After an explanatory title card read out by PHANTASM’s Angus Scrimm, we kick off in Persia in the twelfth century where a Djinn is busy granting the wishes of the Emperor. Said wishes seem to involve a number of Screaming Mad George-style body horror effects (actually executed by KNB). A helpful wizard is able to trap the djinn in an amber jewel before the all-important third wish can be granted that will allow the djinn dominion over the world. He remains trapped there until eccentric millionaire collector Robert Englund buys the statues it’s been buried in. Unfortunately a drunken crane operator ensues that the statue gets smashed at the docks. The jewel is pinched, sold on and eventually split open by a ‘jewel analyser’ (I suppose) with the result that the djinn is free again, this time in the form of gravelly voiced Andrew Divoff who is keen to grant someone three wishes so his prophecy can come true.
Plotwise WISHMASTER is reasonably diverting and quite a lot of fun, but where the film really comes into its own is as a movie for horror fans both old and new, especially those who might get a kick out of the aforementioned Weird Tales updating with a host of familiar faces. Peter Atkins fills his screenplay with characters named after famous pulp horror and SF authors (Beaumont, Derleth, Merritt, Finney) and there’s a character called Aickman in there as well. Director Robert Kurtzman follows suit by peppering the film with various guest star turns by actors famous for their horror roles in films of the last couple of decades including NIGHTMARE ON ELM STREET’s Englund, Kane Hodder (FRIDAY THE 13TH PARTS VII to X but criminally not FREDDY vs JASON), Reggie Bannister (PHANTASM I - IV), and Tony Todd (CANDYMAN I-III and the FINAL DESTINATION series).
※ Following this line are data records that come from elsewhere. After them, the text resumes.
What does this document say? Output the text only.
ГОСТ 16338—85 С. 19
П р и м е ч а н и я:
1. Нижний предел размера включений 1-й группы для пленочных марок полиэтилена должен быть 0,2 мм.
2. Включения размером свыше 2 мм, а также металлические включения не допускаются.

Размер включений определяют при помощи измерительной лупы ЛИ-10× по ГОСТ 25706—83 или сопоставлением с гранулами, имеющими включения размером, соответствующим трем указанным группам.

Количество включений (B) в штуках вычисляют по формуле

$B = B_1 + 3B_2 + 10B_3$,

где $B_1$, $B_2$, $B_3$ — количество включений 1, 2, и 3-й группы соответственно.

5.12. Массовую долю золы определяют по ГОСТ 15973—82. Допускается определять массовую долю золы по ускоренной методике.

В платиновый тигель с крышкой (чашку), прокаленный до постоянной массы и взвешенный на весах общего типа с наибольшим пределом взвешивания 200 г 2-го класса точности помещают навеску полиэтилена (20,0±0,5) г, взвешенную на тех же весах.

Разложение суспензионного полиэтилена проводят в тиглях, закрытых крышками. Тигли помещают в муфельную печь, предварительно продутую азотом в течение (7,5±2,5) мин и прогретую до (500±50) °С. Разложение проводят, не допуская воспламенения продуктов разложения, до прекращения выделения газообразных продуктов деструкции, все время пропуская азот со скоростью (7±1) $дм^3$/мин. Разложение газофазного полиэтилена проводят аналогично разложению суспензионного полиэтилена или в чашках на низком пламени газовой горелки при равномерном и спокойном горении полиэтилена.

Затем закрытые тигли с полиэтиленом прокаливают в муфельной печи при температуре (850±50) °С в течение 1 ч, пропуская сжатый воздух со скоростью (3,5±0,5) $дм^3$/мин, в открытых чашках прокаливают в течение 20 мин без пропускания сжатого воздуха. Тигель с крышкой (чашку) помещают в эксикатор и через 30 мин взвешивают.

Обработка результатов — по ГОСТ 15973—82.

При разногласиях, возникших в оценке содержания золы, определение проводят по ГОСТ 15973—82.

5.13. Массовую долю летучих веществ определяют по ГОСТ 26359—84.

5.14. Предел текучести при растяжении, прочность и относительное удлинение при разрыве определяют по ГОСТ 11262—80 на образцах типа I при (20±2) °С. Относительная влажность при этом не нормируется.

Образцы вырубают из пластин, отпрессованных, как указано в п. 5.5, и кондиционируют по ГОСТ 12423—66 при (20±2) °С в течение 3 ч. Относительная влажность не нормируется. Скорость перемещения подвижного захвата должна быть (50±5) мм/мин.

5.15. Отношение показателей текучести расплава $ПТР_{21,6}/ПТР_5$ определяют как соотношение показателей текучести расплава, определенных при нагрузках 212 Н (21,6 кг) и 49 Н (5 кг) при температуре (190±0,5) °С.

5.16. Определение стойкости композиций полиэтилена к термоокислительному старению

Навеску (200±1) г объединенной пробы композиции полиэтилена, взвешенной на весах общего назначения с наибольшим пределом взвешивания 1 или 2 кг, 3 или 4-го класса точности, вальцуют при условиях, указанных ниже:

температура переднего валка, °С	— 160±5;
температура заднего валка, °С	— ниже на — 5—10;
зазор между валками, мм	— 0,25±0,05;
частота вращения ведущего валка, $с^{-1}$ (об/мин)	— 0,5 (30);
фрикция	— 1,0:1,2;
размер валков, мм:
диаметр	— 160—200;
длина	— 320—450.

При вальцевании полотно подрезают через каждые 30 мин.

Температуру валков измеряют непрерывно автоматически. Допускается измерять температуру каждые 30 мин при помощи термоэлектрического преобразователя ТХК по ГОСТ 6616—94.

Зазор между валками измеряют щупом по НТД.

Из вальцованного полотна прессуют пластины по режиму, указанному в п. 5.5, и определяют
The film also has posits the novel idea of the djinn being unable to harm anyone except by what they wish for, leading to a couple of amusing sight gags that work well. The opening credits also reads a little bit like a high school reunion of 1980s horror with not just Atkins (HELLRAISER 2 - 4) but Harry Manfredini (FRIDAY THE 13th) composing the music and Jacques Haitkin (ELM STREET 1 & 2) as director photography. WISHMASTER is low-budget horror fun with plenty of blood and a pleasingly retro feel that’s well worth ninety minutes if you’re in the mood for a dose of light horror from people who know what they’re doing.